Le développement de la féodalité au cours du XIe siècle et particulièrement l'ensemble des relations féodales contribuèrent à fixer, à régulariser et à organiser l'institution de la chevalerie. Elle constitua pendant toute cette période la cavalerie féodale et les devoirs des chevaliers furent précisément ceux qui résultaient de leur situation de vassaux ou de suzerains, auxquels s'ajouta ce sentiment particulier de l'honneur que l'on appela par la suite précisément l'honneur chevaleresque. La bravoure, la fidélité, la loyauté, furent alors les qualités essentielles du chevalier. Les croisades, où se rencontrèrent et se mêlèrent les armées féodales de toute l'Europe, y ajoutèrent bientôt des caractères nouveaux. Par elles, la chevalerie devint en même temps plus chrétienne et plus universelle ; ce fut comme une vaste affiliation de tous les gentilshommes de la chrétienté, ayant ses règles et ses rites. Aux anciennes obligations d'être fidèle à son seigneur et de le défendre contre ses ennemis s'en sont ajoutées de nouvelles qui ont pris bientôt le premier rang : défendre la chrétienté, protéger l'Église, combattre les infidèles. C'est cette chevalerie que nous font connaître la plupart de nos chansons de geste. Sous le nom de Charlemagne, de Roland, de Renaud et de tous les héros de l'époque carolingienne, c'est la société chevaleresque du XIIe siècle qu'elles nous montrent avec une exactitude et une fidélité que confirment toutes les sources historiques.

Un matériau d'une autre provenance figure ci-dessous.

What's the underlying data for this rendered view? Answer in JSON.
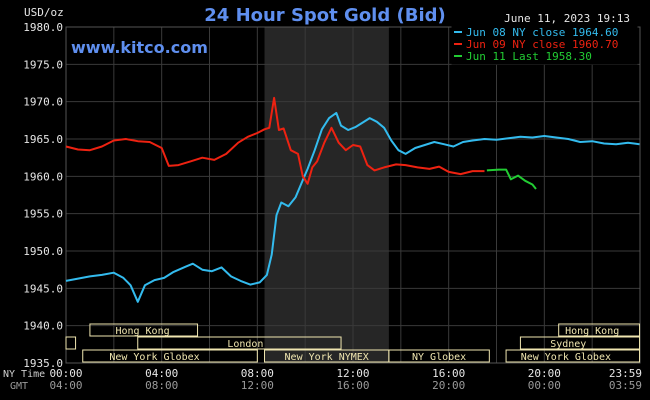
{
  "chart_data": {
    "type": "line",
    "title": "24 Hour Spot Gold (Bid)",
    "watermark": "www.kitco.com",
    "timestamp": "June 11, 2023 19:13",
    "ylabel": "USD/oz",
    "ylim": [
      1935,
      1980
    ],
    "y_ticks": [
      "1980.0",
      "1975.0",
      "1970.0",
      "1965.0",
      "1960.0",
      "1955.0",
      "1950.0",
      "1945.0",
      "1940.0",
      "1935.0"
    ],
    "y_tick_values": [
      1980,
      1975,
      1970,
      1965,
      1960,
      1955,
      1950,
      1945,
      1940,
      1935
    ],
    "xlim": [
      0,
      24
    ],
    "x_ticks": [
      "00:00",
      "04:00",
      "08:00",
      "12:00",
      "16:00",
      "20:00",
      "23:59"
    ],
    "x_ticks_gmt": [
      "04:00",
      "08:00",
      "12:00",
      "16:00",
      "20:00",
      "00:00",
      "03:59"
    ],
    "x_tick_hours": [
      0,
      4,
      8,
      12,
      16,
      20,
      23.98
    ],
    "x_row_label_1": "NY Time",
    "x_row_label_2": "GMT",
    "grid": true,
    "legend_position": "top-right",
    "highlight_band": [
      8.3,
      13.5
    ],
    "colors": {
      "background": "#000000",
      "grid": "#3a3a3a",
      "band": "#262626",
      "title": "#5f8fef",
      "watermark": "#5f8fef",
      "text": "#e6e6e6",
      "session": "#f0e6b0"
    },
    "series": [
      {
        "name": "Jun 08 NY close 1964.60",
        "color": "#33bbee",
        "points": [
          [
            0,
            1946
          ],
          [
            0.5,
            1946.3
          ],
          [
            1,
            1946.6
          ],
          [
            1.5,
            1946.8
          ],
          [
            2,
            1947.1
          ],
          [
            2.4,
            1946.4
          ],
          [
            2.7,
            1945.4
          ],
          [
            3.0,
            1943.2
          ],
          [
            3.3,
            1945.4
          ],
          [
            3.7,
            1946.1
          ],
          [
            4.1,
            1946.4
          ],
          [
            4.5,
            1947.2
          ],
          [
            5.0,
            1947.9
          ],
          [
            5.3,
            1948.3
          ],
          [
            5.7,
            1947.5
          ],
          [
            6.1,
            1947.3
          ],
          [
            6.5,
            1947.8
          ],
          [
            6.9,
            1946.6
          ],
          [
            7.3,
            1946.0
          ],
          [
            7.7,
            1945.5
          ],
          [
            8.1,
            1945.8
          ],
          [
            8.4,
            1946.8
          ],
          [
            8.6,
            1949.5
          ],
          [
            8.8,
            1954.8
          ],
          [
            9.0,
            1956.5
          ],
          [
            9.3,
            1956.0
          ],
          [
            9.6,
            1957.2
          ],
          [
            9.9,
            1959.5
          ],
          [
            10.1,
            1961.0
          ],
          [
            10.4,
            1963.5
          ],
          [
            10.7,
            1966.3
          ],
          [
            11.0,
            1967.8
          ],
          [
            11.3,
            1968.5
          ],
          [
            11.5,
            1966.8
          ],
          [
            11.8,
            1966.2
          ],
          [
            12.1,
            1966.6
          ],
          [
            12.4,
            1967.2
          ],
          [
            12.7,
            1967.8
          ],
          [
            13.0,
            1967.3
          ],
          [
            13.3,
            1966.5
          ],
          [
            13.6,
            1964.8
          ],
          [
            13.9,
            1963.5
          ],
          [
            14.2,
            1963.0
          ],
          [
            14.6,
            1963.8
          ],
          [
            15.0,
            1964.2
          ],
          [
            15.4,
            1964.6
          ],
          [
            15.8,
            1964.3
          ],
          [
            16.2,
            1964.0
          ],
          [
            16.6,
            1964.6
          ],
          [
            17.0,
            1964.8
          ],
          [
            17.5,
            1965.0
          ],
          [
            18.0,
            1964.9
          ],
          [
            18.5,
            1965.1
          ],
          [
            19.0,
            1965.3
          ],
          [
            19.5,
            1965.2
          ],
          [
            20.0,
            1965.4
          ],
          [
            20.5,
            1965.2
          ],
          [
            21.0,
            1965.0
          ],
          [
            21.5,
            1964.6
          ],
          [
            22.0,
            1964.7
          ],
          [
            22.5,
            1964.4
          ],
          [
            23.0,
            1964.3
          ],
          [
            23.5,
            1964.5
          ],
          [
            23.98,
            1964.3
          ]
        ]
      },
      {
        "name": "Jun 09 NY close 1960.70",
        "color": "#ee2211",
        "points": [
          [
            0,
            1964.0
          ],
          [
            0.5,
            1963.6
          ],
          [
            1,
            1963.5
          ],
          [
            1.5,
            1964.0
          ],
          [
            2,
            1964.8
          ],
          [
            2.5,
            1965.0
          ],
          [
            3,
            1964.7
          ],
          [
            3.5,
            1964.6
          ],
          [
            4.0,
            1963.8
          ],
          [
            4.3,
            1961.4
          ],
          [
            4.7,
            1961.5
          ],
          [
            5.2,
            1962.0
          ],
          [
            5.7,
            1962.5
          ],
          [
            6.2,
            1962.2
          ],
          [
            6.7,
            1963.0
          ],
          [
            7.2,
            1964.5
          ],
          [
            7.6,
            1965.3
          ],
          [
            8.0,
            1965.8
          ],
          [
            8.3,
            1966.3
          ],
          [
            8.5,
            1966.5
          ],
          [
            8.7,
            1970.5
          ],
          [
            8.9,
            1966.2
          ],
          [
            9.1,
            1966.4
          ],
          [
            9.4,
            1963.5
          ],
          [
            9.7,
            1963.0
          ],
          [
            9.9,
            1960.0
          ],
          [
            10.1,
            1959.0
          ],
          [
            10.3,
            1961.2
          ],
          [
            10.5,
            1962.0
          ],
          [
            10.8,
            1964.5
          ],
          [
            11.1,
            1966.5
          ],
          [
            11.4,
            1964.5
          ],
          [
            11.7,
            1963.5
          ],
          [
            12.0,
            1964.2
          ],
          [
            12.3,
            1964.0
          ],
          [
            12.6,
            1961.5
          ],
          [
            12.9,
            1960.8
          ],
          [
            13.3,
            1961.2
          ],
          [
            13.8,
            1961.6
          ],
          [
            14.2,
            1961.5
          ],
          [
            14.7,
            1961.2
          ],
          [
            15.2,
            1961.0
          ],
          [
            15.6,
            1961.3
          ],
          [
            16.0,
            1960.6
          ],
          [
            16.5,
            1960.3
          ],
          [
            17.0,
            1960.7
          ],
          [
            17.5,
            1960.7
          ]
        ]
      },
      {
        "name": "Jun 11 Last 1958.30",
        "color": "#22cc33",
        "points": [
          [
            17.6,
            1960.8
          ],
          [
            18.1,
            1960.9
          ],
          [
            18.4,
            1960.9
          ],
          [
            18.6,
            1959.6
          ],
          [
            18.9,
            1960.1
          ],
          [
            19.2,
            1959.4
          ],
          [
            19.5,
            1958.9
          ],
          [
            19.65,
            1958.3
          ]
        ]
      }
    ],
    "session_bars": [
      {
        "label": "Hong Kong",
        "row": 1,
        "start": 1.0,
        "end": 5.5,
        "label_at": 3.2
      },
      {
        "label": "Hong Kong",
        "row": 1,
        "start": 20.6,
        "end": 23.98,
        "label_at": 22.0
      },
      {
        "label": "London",
        "row": 2,
        "start": 3.0,
        "end": 11.5,
        "label_at": 7.5
      },
      {
        "label": "Sydney",
        "row": 2,
        "start": 19.0,
        "end": 23.98,
        "label_at": 21.0
      },
      {
        "label": "",
        "row": 2,
        "start": 0,
        "end": 0.4,
        "label_at": 0.2
      },
      {
        "label": "New York Globex",
        "row": 3,
        "start": 0.7,
        "end": 8.0,
        "label_at": 3.7
      },
      {
        "label": "New York NYMEX",
        "row": 3,
        "start": 8.3,
        "end": 13.5,
        "label_at": 10.9
      },
      {
        "label": "NY Globex",
        "row": 3,
        "start": 13.5,
        "end": 17.7,
        "label_at": 15.6
      },
      {
        "label": "New York Globex",
        "row": 3,
        "start": 18.4,
        "end": 23.98,
        "label_at": 20.9
      }
    ]
  }
}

A cette époque, tout fils de gentilhomme se prépare dès l'enfance à devenir chevalier : à sept ans, au sortir des mains des femmes, il est envoyé à la cour d'un baron, souvent du suzerain de son père et parfois du roi, où il est damoiseau (domicellus) ou valet (vassaletus). Il remplit en cette qualité des fonctions domestiques, ennoblies par le rang des personnages qu'il sert, et en même temps reçoit l'instruction et l'éducation que comporte sa naissance. Plus tard, il devient écuyer (armiger) et à ce titre est attaché au service personnel d'un chevalier, qu'il accompagne à la chasse, dans les tournois, à la guerre. Il complète ainsi son éducation militaire jusqu'à ce qu'il soit en âge d'être fait chevalier. L'âge de la chevalerie a beaucoup varié. Il y a des exemples d'enfants armés chevaliers à dix ou onze ans ; on se rappelle qu'à douze ans, sous les Carolingiens, on prêtait au souverain le serment de fidélité. Très fréquemment c'est à quinze ans qu'on entrait dans la chevalerie ; c'était l'âge de la majorité chez les Germains, et pendant tout le moyen âge, c'est lorsque son fils aillé atteignait l'âge de quinze ans que le seigneur pouvait requérir l'aide de chevalerie. Toutefois, il y eut tendance à reculer jusqu'à vingt et un ans, c'est-à-dire jusqu'à l'époque de la majorité, l'âge de l'entrée dans la chevalerie.

Le plus souvent la date de la cérémonie, de l'adoubement — c'est le terme technique —, était choisie et fixée d'avance ; elle coïncidait d'ordinaire avec une grande fête de l'Église ; mais souvent aussi on créait des chevaliers à l'improviste, sur le champ de bataille, après des actions d'éclat, ou même avant la bataille, au moment d'engager l'action.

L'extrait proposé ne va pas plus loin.